Read the room, man. People are suffering- maybe just take a pause on the lecturing for a beat.
Meanwhile, Portland and Mulnomah County’s green house gas emissions estimates have increased since 2013. And even those numbers are green washing nonsense given that the single largest source of Portland’s emissions (by far) comes from exported consumption.
https://www.c40.org/researches/consumption-based-emissions
https://www.portland.gov/sites/default/files/2019-07/cap-2015_june30-2015_web_0.pdf
(See page 37)
Despite Portland’s signatory pledge to the c40 Network, it recently stopped reporting consumption-based GHG metrics in 2020. I guess if you no longer report your failures, they no longer exist.
https://www.portland.gov/sites/default/files/2020-02/climate-data-report-final-31janupdate.pdf
PS: Major industrial/commercial sources of emissions began to move out of the Portland area in the late 90s and Portland used this unrelated economic transition to falsely claim that its 2001 Climate Action Plan was a success. Any USAnian city that does not focus on consumption-based emissions statistics is green washing the climate crisis.
hey yknow
thanks for saying this
pray for rain!
dance for rain!
But no lightning, Thor. And keep the wind to a minimum.

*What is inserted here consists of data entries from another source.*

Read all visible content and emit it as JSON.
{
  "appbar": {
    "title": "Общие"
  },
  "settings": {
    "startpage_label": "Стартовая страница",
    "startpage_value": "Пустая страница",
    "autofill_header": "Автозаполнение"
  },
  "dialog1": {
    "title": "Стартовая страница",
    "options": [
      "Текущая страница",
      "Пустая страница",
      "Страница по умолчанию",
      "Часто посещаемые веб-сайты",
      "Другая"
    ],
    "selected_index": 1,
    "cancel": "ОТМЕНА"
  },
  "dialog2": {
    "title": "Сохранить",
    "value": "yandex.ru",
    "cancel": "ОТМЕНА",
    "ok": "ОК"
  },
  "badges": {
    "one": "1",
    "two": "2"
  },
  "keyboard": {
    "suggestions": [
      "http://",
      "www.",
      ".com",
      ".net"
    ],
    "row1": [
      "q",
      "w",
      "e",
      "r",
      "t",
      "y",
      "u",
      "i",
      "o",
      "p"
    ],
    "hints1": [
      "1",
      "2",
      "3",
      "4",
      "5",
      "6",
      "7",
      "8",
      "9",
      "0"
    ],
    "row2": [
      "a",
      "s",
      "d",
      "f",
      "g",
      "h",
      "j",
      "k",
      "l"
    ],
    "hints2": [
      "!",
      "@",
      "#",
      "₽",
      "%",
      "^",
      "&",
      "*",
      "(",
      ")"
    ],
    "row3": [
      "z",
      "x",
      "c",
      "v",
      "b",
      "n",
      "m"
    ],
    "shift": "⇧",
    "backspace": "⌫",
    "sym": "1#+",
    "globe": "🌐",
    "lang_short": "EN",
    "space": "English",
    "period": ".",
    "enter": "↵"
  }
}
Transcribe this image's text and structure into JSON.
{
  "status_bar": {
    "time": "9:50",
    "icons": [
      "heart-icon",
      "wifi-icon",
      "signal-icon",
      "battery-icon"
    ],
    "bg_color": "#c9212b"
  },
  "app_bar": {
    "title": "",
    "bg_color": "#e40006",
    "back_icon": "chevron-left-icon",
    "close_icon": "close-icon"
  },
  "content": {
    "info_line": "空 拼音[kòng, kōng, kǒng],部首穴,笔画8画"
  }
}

About 40 years ago it was obvious to anyone with a brain larger than a walnut that if humans kept making plastic, driving personal automobiles, burning oil, deforesting and driving animal species to extinction there would be heck to pay in the future. Mother nature said ( I am using my imagination here), ” you humans are slow learners so I am going to give you 40 years to get your act together, but if you have not changed your ways by then I am going to take you to the woodshed.” Many people thought that the pollution, climate change etc would be ok and it would just effect other people and a few animals and bugs. But mother nature says, ” you don’t get off that easy, I got lots of tricks in my bag.” Now we have been taken to the woodshed and the first lesson is a global pandemic that seems tailor made to cripple a modern finance/service economy. Now we get fires that are not just burning up bambi, but driving flames and smoke in to the heart of our cities. We better wise up quick and do better than hoping self driving cars and battery bikes will save us. I for one, don’t want to see what “lesson” mother nature has tee’d up next.
According the Greenland core samples, our biggest competitors on concentrated CO2 emissions have been the Romans and the 19th Century dark satanic mills (think Dickens.)
‘Greenland core samples’. Just read that exact reference yesterday. Reddit maybe?
Every single Portlander and Oregonian is looking forward to the rain. We could all use a nice big cleanse right now.
We have a surplus of nice juicy Mid-Atlantic tropical storms right now. Want us to ship one to you FedEx? https://www.nhc.noaa.gov/
A properly fitted N95 respirator mask will provide SOME protection. Ultra-fine wood smoke particles are dangerous because they persist deep in the lungs. Outdoor riding is best avoided.